The bands line up two abreast – it has been three abreast for the wide streets – and they play slow, sombre hymns as they parade out of the blazing, brilliant heat of the day into the hushed, cool stillness of the dark cathedral. Hundreds of people turn to watch as the banners, the standards of their communities, process up the aisle, and an immense swelling of pride fills the vast nave right up to the vaulted ceiling and the streaming Rose Window.
It is a moving, memorable service, full of popular hymns and lessons about the strength of community. The banners soberly, without a sway, are carried into the crossing as the miners’ hymn, Gresford, plays, and they receive the blessing from the bishop and the dean.
And then they are clapped out by the enormous congregation, back out into the bright sunlight of Palace Green where Trimdon launches into a euphoric version of Everyone’s A Fruit and Nutcase.
“Coming out, you could feel all that love, happiness and joy,” says Paul Trippett, who is not normally given to emotional flights of fancy. “A year ago, when we started this, we didn’t dare dream that we’d be in the cathedral with the dean talking about Trimdon. All those people smiling at us, all that emotion – it really gets hold of you.”
The band comes to halt at the Saddler Street junction: the flow from the cathedral tries to merge with the flow from the Racecourse. With bangs and crashes of other bands audible from all around, Will leads Trimdon into a magnificent rendition of Delilah and the crowd lustily joins in.
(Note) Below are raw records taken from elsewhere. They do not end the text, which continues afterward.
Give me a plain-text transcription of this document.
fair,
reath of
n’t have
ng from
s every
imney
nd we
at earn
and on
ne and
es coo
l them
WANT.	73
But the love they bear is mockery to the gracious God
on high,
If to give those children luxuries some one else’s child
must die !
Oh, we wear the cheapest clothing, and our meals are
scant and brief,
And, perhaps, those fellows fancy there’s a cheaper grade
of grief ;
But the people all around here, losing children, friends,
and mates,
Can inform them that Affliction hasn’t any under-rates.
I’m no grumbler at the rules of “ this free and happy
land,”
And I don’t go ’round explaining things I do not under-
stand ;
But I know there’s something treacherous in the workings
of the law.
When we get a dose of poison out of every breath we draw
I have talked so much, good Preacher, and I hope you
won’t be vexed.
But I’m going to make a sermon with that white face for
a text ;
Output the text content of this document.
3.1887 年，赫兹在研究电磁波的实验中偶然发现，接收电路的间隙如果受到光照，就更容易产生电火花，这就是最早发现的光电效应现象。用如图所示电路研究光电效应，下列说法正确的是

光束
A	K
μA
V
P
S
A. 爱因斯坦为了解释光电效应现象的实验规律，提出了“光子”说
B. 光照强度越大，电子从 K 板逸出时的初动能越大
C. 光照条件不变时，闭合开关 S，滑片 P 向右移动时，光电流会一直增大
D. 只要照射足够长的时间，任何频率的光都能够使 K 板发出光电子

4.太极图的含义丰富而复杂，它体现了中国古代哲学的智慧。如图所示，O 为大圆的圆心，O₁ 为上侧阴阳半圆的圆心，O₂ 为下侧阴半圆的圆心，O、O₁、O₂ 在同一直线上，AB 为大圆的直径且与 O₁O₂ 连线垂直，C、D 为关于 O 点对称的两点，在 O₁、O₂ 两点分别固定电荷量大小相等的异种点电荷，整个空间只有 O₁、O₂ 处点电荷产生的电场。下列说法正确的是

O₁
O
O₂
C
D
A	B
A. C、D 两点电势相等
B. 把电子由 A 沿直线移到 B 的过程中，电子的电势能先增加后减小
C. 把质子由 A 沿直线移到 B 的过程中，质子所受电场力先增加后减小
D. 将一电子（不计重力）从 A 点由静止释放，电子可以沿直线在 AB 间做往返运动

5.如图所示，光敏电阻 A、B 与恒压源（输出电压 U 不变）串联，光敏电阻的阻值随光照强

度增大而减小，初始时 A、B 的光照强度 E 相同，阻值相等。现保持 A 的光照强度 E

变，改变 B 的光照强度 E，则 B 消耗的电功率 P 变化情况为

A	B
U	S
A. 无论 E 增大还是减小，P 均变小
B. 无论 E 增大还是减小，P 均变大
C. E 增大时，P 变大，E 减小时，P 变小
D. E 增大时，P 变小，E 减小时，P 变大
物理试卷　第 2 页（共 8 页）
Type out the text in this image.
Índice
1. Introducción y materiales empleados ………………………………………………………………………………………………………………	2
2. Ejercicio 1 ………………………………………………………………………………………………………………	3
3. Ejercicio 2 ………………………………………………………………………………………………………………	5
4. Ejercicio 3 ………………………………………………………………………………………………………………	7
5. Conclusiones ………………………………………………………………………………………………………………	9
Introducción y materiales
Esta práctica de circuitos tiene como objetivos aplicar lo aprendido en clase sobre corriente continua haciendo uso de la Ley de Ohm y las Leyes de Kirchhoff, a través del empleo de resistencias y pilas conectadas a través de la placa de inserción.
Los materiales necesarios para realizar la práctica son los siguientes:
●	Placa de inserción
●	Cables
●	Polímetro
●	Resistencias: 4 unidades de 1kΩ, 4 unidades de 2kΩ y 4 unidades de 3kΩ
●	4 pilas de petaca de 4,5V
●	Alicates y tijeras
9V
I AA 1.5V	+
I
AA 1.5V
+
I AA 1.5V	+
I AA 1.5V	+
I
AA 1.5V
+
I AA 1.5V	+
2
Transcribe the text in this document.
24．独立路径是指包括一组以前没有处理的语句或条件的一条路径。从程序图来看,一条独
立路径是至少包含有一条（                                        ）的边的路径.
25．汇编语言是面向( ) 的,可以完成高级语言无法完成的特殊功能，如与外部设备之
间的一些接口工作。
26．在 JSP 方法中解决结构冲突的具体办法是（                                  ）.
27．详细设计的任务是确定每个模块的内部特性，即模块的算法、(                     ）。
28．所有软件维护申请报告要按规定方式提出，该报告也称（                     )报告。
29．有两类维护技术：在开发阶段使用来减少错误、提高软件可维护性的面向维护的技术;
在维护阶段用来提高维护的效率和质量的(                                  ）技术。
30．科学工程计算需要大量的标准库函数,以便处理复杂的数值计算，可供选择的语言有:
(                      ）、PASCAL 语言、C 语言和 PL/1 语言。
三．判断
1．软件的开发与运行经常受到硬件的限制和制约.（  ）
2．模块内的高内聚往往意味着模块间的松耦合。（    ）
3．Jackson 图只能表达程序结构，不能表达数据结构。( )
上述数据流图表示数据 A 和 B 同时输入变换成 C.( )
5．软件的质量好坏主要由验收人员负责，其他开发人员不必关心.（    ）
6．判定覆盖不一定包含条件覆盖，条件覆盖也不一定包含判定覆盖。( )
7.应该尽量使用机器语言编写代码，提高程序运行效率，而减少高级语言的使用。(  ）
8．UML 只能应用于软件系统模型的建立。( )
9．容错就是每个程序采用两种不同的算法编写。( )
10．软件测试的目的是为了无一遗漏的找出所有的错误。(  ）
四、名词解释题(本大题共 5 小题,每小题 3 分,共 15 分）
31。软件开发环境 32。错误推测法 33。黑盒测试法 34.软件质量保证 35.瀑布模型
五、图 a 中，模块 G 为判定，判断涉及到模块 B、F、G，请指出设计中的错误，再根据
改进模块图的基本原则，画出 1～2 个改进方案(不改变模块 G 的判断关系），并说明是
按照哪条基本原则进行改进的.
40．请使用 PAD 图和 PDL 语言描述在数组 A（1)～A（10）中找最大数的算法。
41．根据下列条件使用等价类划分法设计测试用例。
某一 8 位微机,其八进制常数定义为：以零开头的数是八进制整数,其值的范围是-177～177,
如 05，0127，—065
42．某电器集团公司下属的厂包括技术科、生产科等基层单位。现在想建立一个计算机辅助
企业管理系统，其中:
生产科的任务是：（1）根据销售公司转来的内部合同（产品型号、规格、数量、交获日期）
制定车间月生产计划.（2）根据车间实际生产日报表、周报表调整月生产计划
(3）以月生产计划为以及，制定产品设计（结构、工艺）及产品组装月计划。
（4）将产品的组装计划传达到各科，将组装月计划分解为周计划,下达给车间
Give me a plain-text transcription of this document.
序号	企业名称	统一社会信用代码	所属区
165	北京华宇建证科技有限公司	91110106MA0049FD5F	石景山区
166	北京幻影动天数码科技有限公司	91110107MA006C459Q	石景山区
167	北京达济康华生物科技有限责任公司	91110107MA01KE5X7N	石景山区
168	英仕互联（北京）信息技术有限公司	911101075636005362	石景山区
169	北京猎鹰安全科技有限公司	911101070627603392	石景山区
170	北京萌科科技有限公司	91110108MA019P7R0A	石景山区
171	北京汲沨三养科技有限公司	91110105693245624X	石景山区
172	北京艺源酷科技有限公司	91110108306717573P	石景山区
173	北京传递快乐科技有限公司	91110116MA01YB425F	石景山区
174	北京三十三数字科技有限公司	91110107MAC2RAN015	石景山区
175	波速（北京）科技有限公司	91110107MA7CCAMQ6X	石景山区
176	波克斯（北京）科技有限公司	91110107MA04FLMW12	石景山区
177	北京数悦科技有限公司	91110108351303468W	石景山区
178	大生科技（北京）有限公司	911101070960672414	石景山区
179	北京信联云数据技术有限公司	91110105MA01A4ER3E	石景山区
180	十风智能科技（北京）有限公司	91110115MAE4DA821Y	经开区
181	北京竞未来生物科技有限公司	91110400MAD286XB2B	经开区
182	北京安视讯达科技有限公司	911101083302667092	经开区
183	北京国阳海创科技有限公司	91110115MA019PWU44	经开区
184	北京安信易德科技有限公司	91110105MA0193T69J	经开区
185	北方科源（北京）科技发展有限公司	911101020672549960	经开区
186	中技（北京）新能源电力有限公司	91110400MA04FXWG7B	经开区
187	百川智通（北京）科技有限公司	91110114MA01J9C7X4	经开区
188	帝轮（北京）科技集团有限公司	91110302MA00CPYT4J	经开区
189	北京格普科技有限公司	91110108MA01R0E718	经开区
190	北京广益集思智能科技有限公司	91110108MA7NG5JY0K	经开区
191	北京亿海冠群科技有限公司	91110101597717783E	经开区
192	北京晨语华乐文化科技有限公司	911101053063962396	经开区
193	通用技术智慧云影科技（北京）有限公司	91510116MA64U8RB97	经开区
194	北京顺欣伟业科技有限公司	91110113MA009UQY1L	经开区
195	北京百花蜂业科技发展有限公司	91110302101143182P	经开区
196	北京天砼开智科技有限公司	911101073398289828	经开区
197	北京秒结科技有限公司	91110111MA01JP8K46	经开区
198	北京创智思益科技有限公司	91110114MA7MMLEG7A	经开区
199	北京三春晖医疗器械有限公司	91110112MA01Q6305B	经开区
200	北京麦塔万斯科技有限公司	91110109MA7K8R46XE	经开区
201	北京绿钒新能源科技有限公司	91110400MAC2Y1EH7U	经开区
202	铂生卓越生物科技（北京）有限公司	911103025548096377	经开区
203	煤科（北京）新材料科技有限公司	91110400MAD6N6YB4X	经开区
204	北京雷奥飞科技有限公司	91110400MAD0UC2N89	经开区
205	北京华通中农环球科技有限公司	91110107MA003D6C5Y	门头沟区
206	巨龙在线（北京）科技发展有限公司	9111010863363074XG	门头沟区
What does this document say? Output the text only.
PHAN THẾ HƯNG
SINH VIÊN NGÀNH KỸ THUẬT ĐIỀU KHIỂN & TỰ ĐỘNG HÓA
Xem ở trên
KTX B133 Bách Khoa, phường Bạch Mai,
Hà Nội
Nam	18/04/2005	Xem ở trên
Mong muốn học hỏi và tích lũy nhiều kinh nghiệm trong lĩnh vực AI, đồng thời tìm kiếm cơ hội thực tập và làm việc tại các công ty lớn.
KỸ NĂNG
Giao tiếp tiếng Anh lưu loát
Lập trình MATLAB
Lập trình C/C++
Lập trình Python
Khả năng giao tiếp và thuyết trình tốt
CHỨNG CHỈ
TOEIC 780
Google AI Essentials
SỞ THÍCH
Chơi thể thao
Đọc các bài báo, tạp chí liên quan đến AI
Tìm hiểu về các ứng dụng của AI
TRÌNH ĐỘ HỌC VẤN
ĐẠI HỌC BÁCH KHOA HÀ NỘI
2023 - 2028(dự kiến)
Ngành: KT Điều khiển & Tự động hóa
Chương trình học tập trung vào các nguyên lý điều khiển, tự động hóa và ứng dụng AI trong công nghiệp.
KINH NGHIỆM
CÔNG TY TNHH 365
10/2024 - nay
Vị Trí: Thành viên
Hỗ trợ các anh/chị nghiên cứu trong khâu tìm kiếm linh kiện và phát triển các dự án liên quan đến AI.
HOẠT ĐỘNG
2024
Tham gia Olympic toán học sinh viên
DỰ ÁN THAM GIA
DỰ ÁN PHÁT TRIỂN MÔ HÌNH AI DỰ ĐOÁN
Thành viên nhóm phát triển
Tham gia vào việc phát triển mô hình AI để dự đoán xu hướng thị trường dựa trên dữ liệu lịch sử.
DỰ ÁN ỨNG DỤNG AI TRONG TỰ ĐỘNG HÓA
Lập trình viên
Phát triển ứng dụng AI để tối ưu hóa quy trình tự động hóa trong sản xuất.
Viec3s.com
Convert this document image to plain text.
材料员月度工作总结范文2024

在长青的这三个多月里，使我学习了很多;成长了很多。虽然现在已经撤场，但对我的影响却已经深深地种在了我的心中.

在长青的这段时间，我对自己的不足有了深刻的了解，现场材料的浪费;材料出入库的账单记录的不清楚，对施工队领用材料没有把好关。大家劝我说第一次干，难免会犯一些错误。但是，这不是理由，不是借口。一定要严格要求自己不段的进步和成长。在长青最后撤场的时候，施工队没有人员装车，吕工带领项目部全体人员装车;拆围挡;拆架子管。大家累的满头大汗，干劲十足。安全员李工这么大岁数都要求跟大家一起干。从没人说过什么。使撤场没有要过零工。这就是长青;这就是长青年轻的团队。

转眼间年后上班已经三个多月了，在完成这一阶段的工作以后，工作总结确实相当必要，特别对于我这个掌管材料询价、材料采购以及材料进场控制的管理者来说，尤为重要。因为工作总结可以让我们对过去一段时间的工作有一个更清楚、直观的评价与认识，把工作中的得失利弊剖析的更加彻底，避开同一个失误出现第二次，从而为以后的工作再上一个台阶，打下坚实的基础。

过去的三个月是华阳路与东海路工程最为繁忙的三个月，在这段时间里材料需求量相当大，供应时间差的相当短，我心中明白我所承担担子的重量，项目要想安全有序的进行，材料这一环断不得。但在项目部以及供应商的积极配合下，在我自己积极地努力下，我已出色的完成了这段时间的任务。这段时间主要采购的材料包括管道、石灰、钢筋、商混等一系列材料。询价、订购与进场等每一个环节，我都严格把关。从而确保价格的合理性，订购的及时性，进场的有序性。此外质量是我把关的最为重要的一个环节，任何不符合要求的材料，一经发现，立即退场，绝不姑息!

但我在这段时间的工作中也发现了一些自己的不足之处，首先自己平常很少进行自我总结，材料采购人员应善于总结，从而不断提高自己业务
“Now that’s what you call a band,” says one singer approvingly, can lapping in his hand, as progress begins once more.
It comes to a halt in the Market Place, back where it had begun eight hours earlier, in the shadow of a council bin wagon which had been strategically parked across the entrance as a security measure. Will launches the band into a frenetic finale of Baggy Trousers, and, indeed, oh! what fun we’ve had. It’s been a colourful crush of nostalgia and politics, of music and alcohol, of slogans and sense, of community and identity, of joy and celebration, of love and pride.
“Thank-you,” bellows Jake as the last notes subside and the banner and its poles are rolled away. “Thank-you, Trimdon, for a wonderful day.”